Transformation of Media and the Labor Market
For publications, this could mean a shift to a model of payment for specific facts or tokens. Instead of attracting user traffic to ad-laden pages, platforms are likely to begin selling structured data to algorithms through microtransactions.
A "results economy" is forming, where the primary value lies not in retaining audience attention, but in the accuracy and relevance of information.
This trend will also affect employment structures. Instead of specialists with corporate cards, "entrepreneurial agents" will emerge. Companies will allocate budgets to algorithms within established limits.
A digital assistant will be able to independently choose other subcontractor bots for services like rendering or data analysis to complete tasks as efficiently as possible. In this paradigm, humans will only retain the setting of overarching goals and oversight of their algorithmic portfolio's reputation.
Between Hype and Singularity
The agent economy is not a distant scenario from science fiction, but a new reality that is already actively taking shape.
The establishment of ERC-8004 and x402 standards, the launch of the Tempo mainnet, and the integration of micropayments on CoinGecko demonstrate that the basic technical framework of the system has already been created. The industry is transitioning from using AI as a simple advisor to creating algorithms capable of independently managing real assets.

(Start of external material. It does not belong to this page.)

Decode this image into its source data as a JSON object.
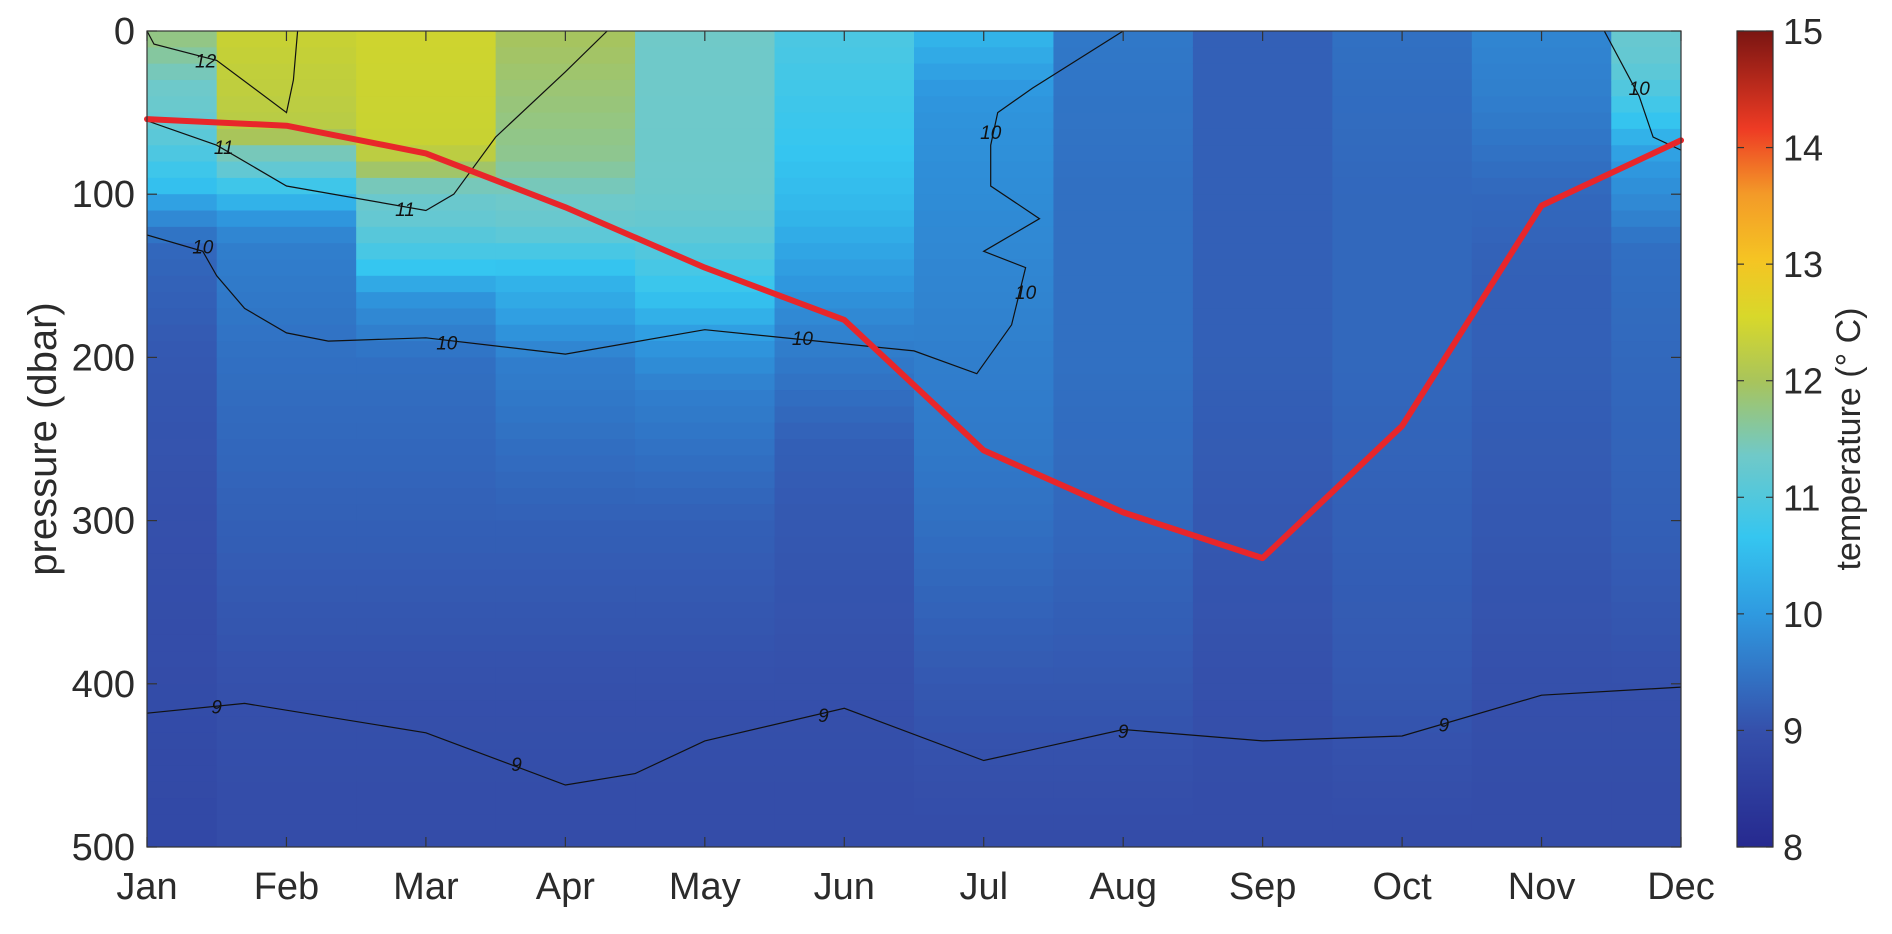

For market participants, this means a shift in priorities. The success of projects now depends not so much on the scale of the neural network itself, but on the reliability and openness of the payment infrastructure. Strategic advantage will go to those developers who can seamlessly integrate financial operations into standard network requests.
In the future, transaction chains will emerge where one autonomous program hires another. In such a paradigm, on-chain reputation and payments in stablecoins based on L2 networks will replace traditional documentation. Each action of an algorithm will receive instant financial confirmation, significantly enhancing process efficiency.
The development vector is changing: the integration of payment tools is replacing basic neural network training. High developer activity and rapid adoption of new protocols indicate significant potential for the emerging economic model. It is quite possible that AI agents will prove to be more rational and predictable market participants than humans.